Correspondance : année 1768GarnierŒuvres complètes de Voltaire, tome 45 (p. 476-477).
7120. — À M. HENNIN.
À Ferney, 4 janvier.

Lorsque vous prîtes le sieur Galien, monsieur, l’humanité, et l’espérance qu’il se corrigerait sous vos yeux, m’engagèrent à ensevelir dans le silence tous les sujets que je pouvais avoir de me plaindre de lui.

M. le maréchal de Richelieu, qui l’avait fait enfermer à Saint-Lazare pendant une année, me l’envoya, et me pria de veiller sur sa conduite. Toute ma maison sait quelles attentions j’ai eues pour lui. Monsieur le maréchal me recommanda expressément de le faire manger avec les principaux domestiques. J’ai rempli toutes les vues de monsieur le maréchal, autant qu’il a été en moi, pendant une année entière.

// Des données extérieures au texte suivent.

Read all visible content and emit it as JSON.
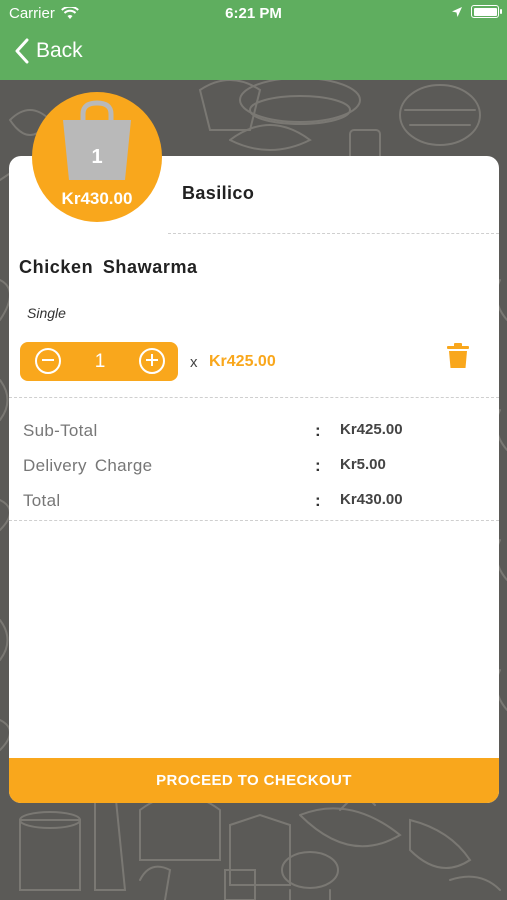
{
  "status_bar": {
    "carrier": "Carrier",
    "time": "6:21 PM"
  },
  "nav": {
    "back_label": "Back"
  },
  "cart_badge": {
    "count": "1",
    "total": "Kr430.00"
  },
  "restaurant": {
    "name": "Basilico"
  },
  "item": {
    "name": "Chicken Shawarma",
    "variant": "Single",
    "quantity": "1",
    "times": "x",
    "unit_price": "Kr425.00"
  },
  "summary": [
    {
      "label": "Sub-Total",
      "colon": ":",
      "value": "Kr425.00"
    },
    {
      "label": "Delivery Charge",
      "colon": ":",
      "value": "Kr5.00"
    },
    {
      "label": "Total",
      "colon": ":",
      "value": "Kr430.00"
    }
  ],
  "checkout_label": "PROCEED TO CHECKOUT",
  "colors": {
    "nav": "#5fae5f",
    "accent": "#f9a71c",
    "background": "#5b5a57"
  },
  "icons": [
    "wifi-icon",
    "location-arrow-icon",
    "battery-icon",
    "chevron-left-icon",
    "shopping-bag-icon",
    "minus-circle-icon",
    "plus-circle-icon",
    "trash-icon"
  ]
}
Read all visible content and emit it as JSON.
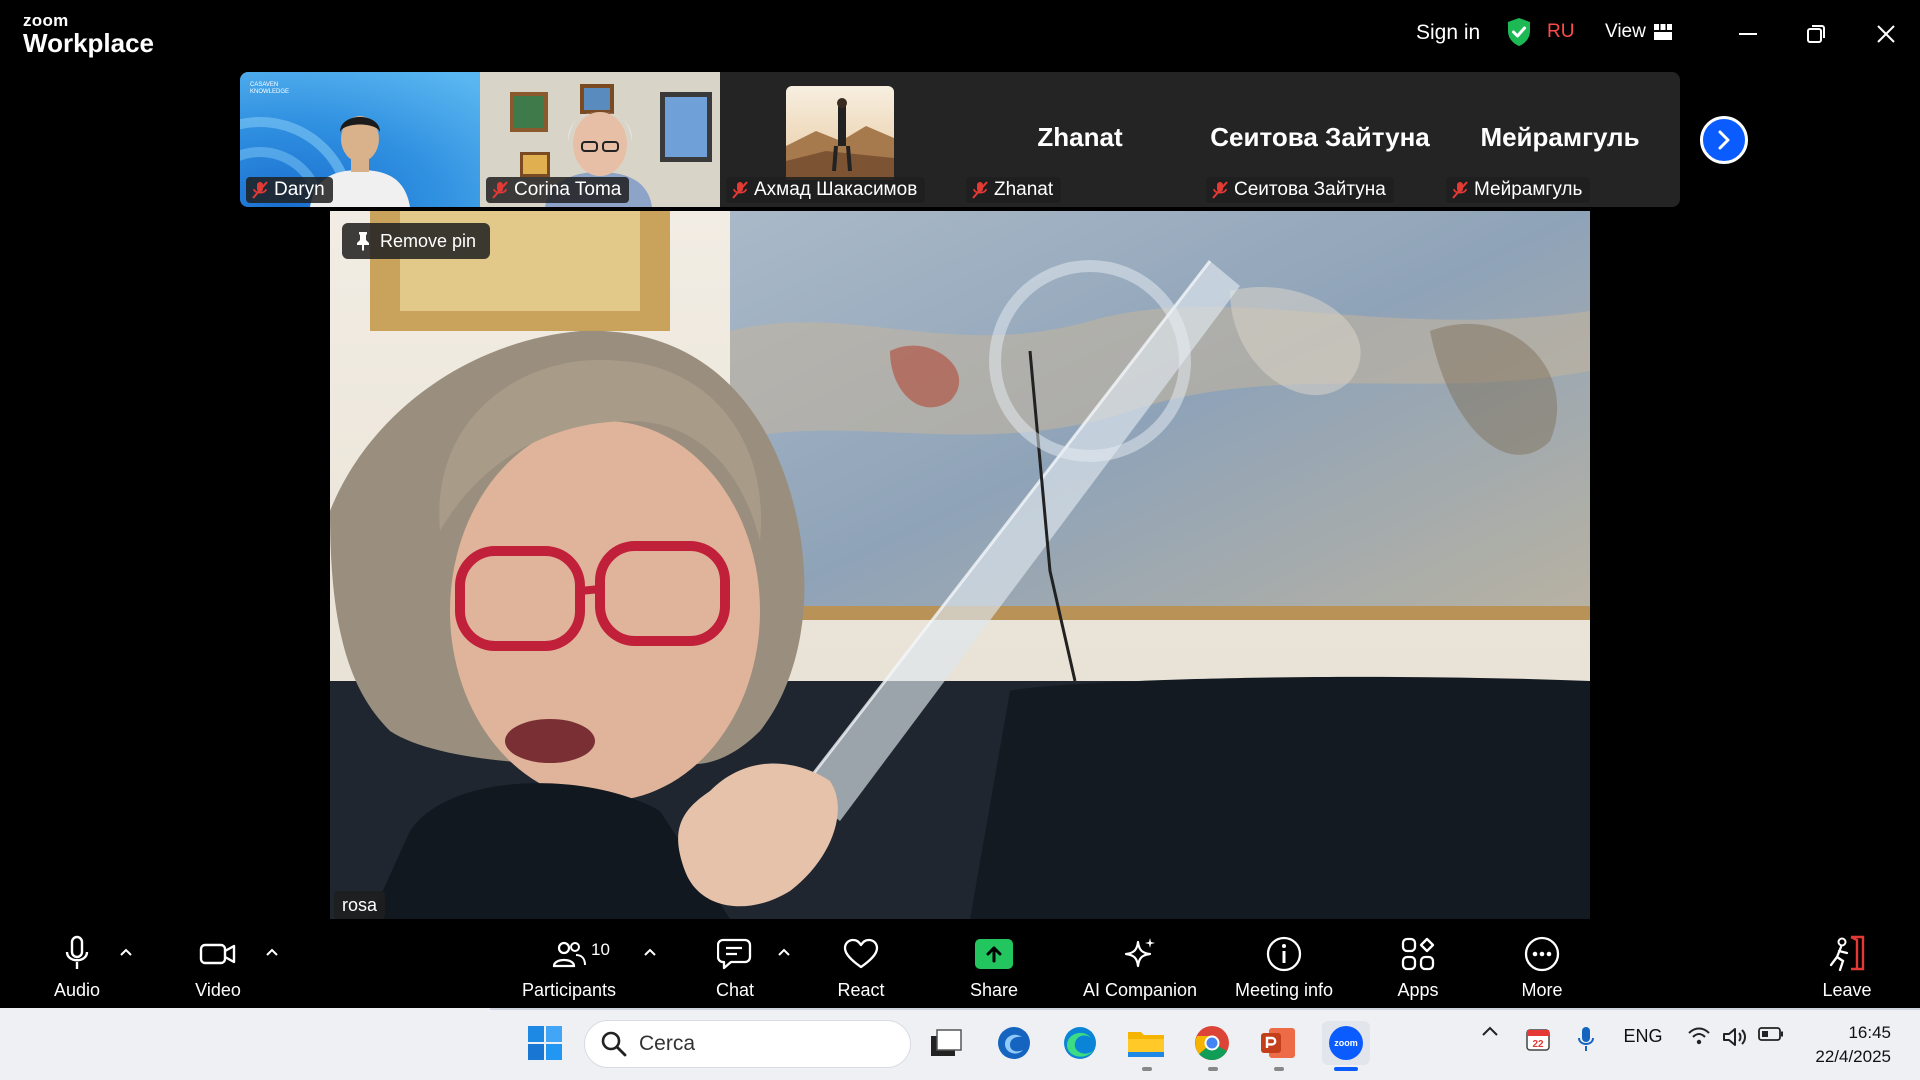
{
  "window": {
    "brand_line1": "zoom",
    "brand_line2": "Workplace",
    "sign_in": "Sign in",
    "region": "RU",
    "view_label": "View"
  },
  "filmstrip": {
    "participants": [
      {
        "name": "Daryn",
        "has_video": true
      },
      {
        "name": "Corina Toma",
        "has_video": true
      },
      {
        "name": "Ахмад Шакасимов",
        "has_video": false,
        "avatar": true
      },
      {
        "name": "Zhanat",
        "big_name": "Zhanat",
        "has_video": false
      },
      {
        "name": "Сеитова Зайтуна",
        "big_name": "Сеитова Зайтуна",
        "has_video": false
      },
      {
        "name": "Мейрамгуль",
        "big_name": "Мейрамгуль",
        "has_video": false
      }
    ],
    "muted_color": "#e53935"
  },
  "main_video": {
    "remove_pin": "Remove pin",
    "speaker_name": "rosa"
  },
  "toolbar": {
    "audio": "Audio",
    "video": "Video",
    "participants": "Participants",
    "participants_count": "10",
    "chat": "Chat",
    "react": "React",
    "share": "Share",
    "ai_companion": "AI Companion",
    "meeting_info": "Meeting info",
    "apps": "Apps",
    "more": "More",
    "leave": "Leave",
    "share_color": "#22c55e",
    "leave_color": "#e53935"
  },
  "taskbar": {
    "search_placeholder": "Cerca",
    "language": "ENG",
    "time": "16:45",
    "date": "22/4/2025",
    "calendar_badge": "22"
  }
}
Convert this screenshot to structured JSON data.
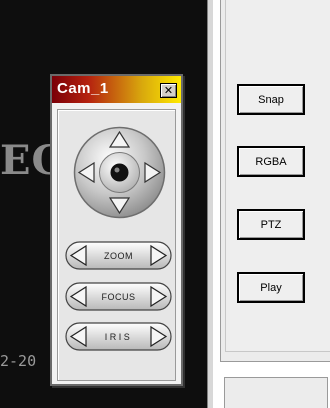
{
  "video": {
    "overlay_text": "EC",
    "timestamp_text": "2-20"
  },
  "controls": {
    "snap_label": "Snap",
    "rgba_label": "RGBA",
    "ptz_label": "PTZ",
    "play_label": "Play"
  },
  "ptz_window": {
    "title": "Cam_1",
    "close_glyph": "✕",
    "zoom_label": "ZOOM",
    "focus_label": "FOCUS",
    "iris_label": "IRIS"
  },
  "icons": {
    "joystick": "directional-pad-icon",
    "arrows": [
      "chevron-up-icon",
      "chevron-down-icon",
      "chevron-left-icon",
      "chevron-right-icon"
    ]
  },
  "colors": {
    "title_gradient_start": "#7a0008",
    "title_gradient_end": "#ffea00",
    "video_bg": "#0e0e0e",
    "panel_bg": "#ececec"
  }
}
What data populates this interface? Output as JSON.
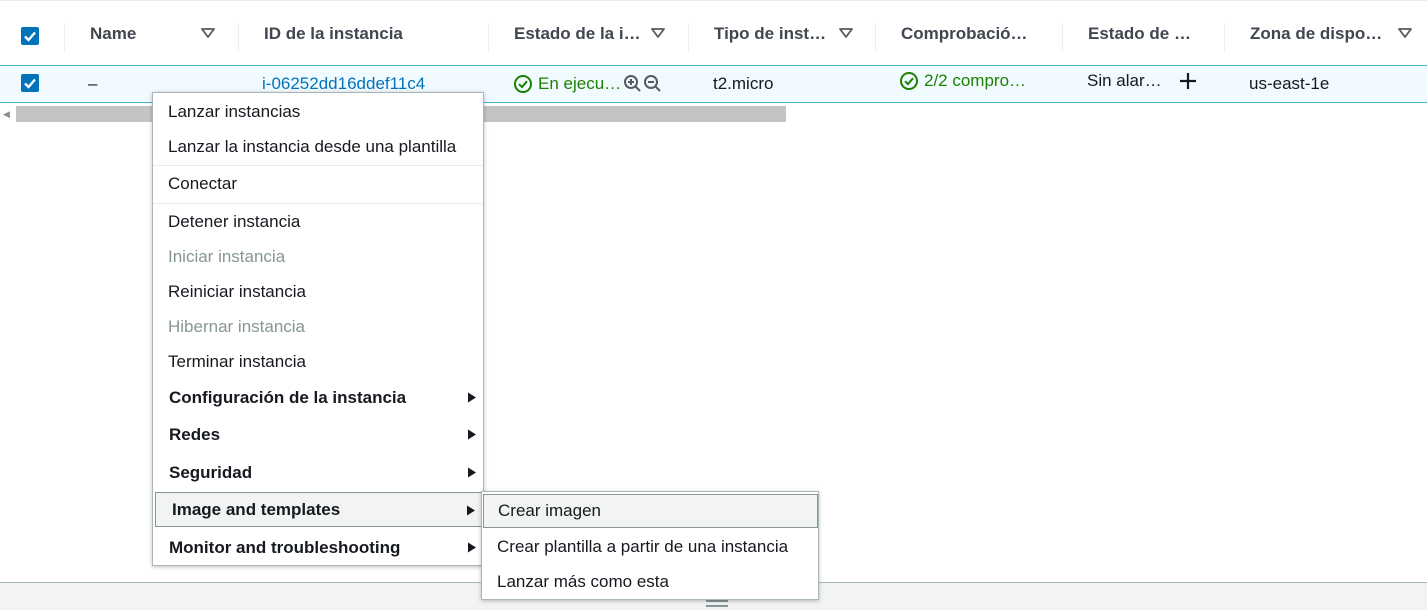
{
  "table": {
    "headers": {
      "name": "Name",
      "instance_id": "ID de la instancia",
      "instance_state": "Estado de la i…",
      "instance_type": "Tipo de inst…",
      "status_check": "Comprobació…",
      "alarm_status": "Estado de …",
      "availability_zone": "Zona de dispo…"
    },
    "row": {
      "name": "–",
      "instance_id": "i-06252dd16ddef11c4",
      "instance_state": "En ejecu…",
      "instance_type": "t2.micro",
      "status_check": "2/2 compro…",
      "alarm_status": "Sin alar…",
      "availability_zone": "us-east-1e"
    }
  },
  "context_menu": {
    "launch_instances": "Lanzar instancias",
    "launch_from_template": "Lanzar la instancia desde una plantilla",
    "connect": "Conectar",
    "stop": "Detener instancia",
    "start": "Iniciar instancia",
    "reboot": "Reiniciar instancia",
    "hibernate": "Hibernar instancia",
    "terminate": "Terminar instancia",
    "instance_settings": "Configuración de la instancia",
    "networking": "Redes",
    "security": "Seguridad",
    "image_templates": "Image and templates",
    "monitor": "Monitor and troubleshooting"
  },
  "submenu": {
    "create_image": "Crear imagen",
    "create_template": "Crear plantilla a partir de una instancia",
    "launch_more": "Lanzar más como esta"
  },
  "colors": {
    "accent": "#0073bb",
    "success": "#1d8102",
    "selected_row_bg": "#f1faff",
    "selected_row_border": "#44b9d6"
  }
}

J’ai dissimulé tous ses torts.

Depuis qu’il est chez vous, il a écrit à M. le maréchal de Richelieu des lettres dont je ne dois pas assurément être content, et que monsieur le maréchal m’a renvoyées.

Je me flatte que vous approuverez le silence que j’ai gardé si longtemps avec vous, et l’aveu que je suis obligé de vous faire aujourd’hui.

Je suis bien sûr, au reste, que vous n’avez pas admis ce jeune homme dans vos secrets, et que vous avez bien senti dès le premier jour qu’il n’était pas fait pour être dans votre confidence. Je sais à quel point il est dangereux, et vous ne savez ce que j’en ai souffert.

Le parti que vous prenez de le chasser est indispensable. Comptez que vous prévenez par là des chagrins qu’il vous aurait attirés. Il voulait aller chez ses parents au village de Salmoran, dont il est natif. Je pense qu’il est à propos qu’il y retourne incessamment. La plus grande bonté que vous puissiez avoir pour lui est de l’avertir sérieusement qu’il se prépare un avenir bien malheureux s’il ne réforme pas sa conduite.

L’article de ses dettes sera très-embarrassant. Je pense qu’il serait assez convenable que vous fissiez rendre les bijoux à ceux qui les ont vendus, et qui ne sont pas payés. Je crois qu’il doit beaucoup au sieur Souchai, marchand de drap. M. le maréchal de Richelieu ne veut point entrer dans ses dettes, qu’il avait expressément défendues. Cependant, si on peut faire quelque accommodement, je ne désespère pas qu’il n’accorde une petite somme.

Nous sommes infiniment sensibles, maman et moi, à l’embarras et aux désagréments que sa mauvaise conduite peut vous causer.

Adieu, monsieur ; je vous embrasse avec le plus tendre et le plus respectueux attachement. V.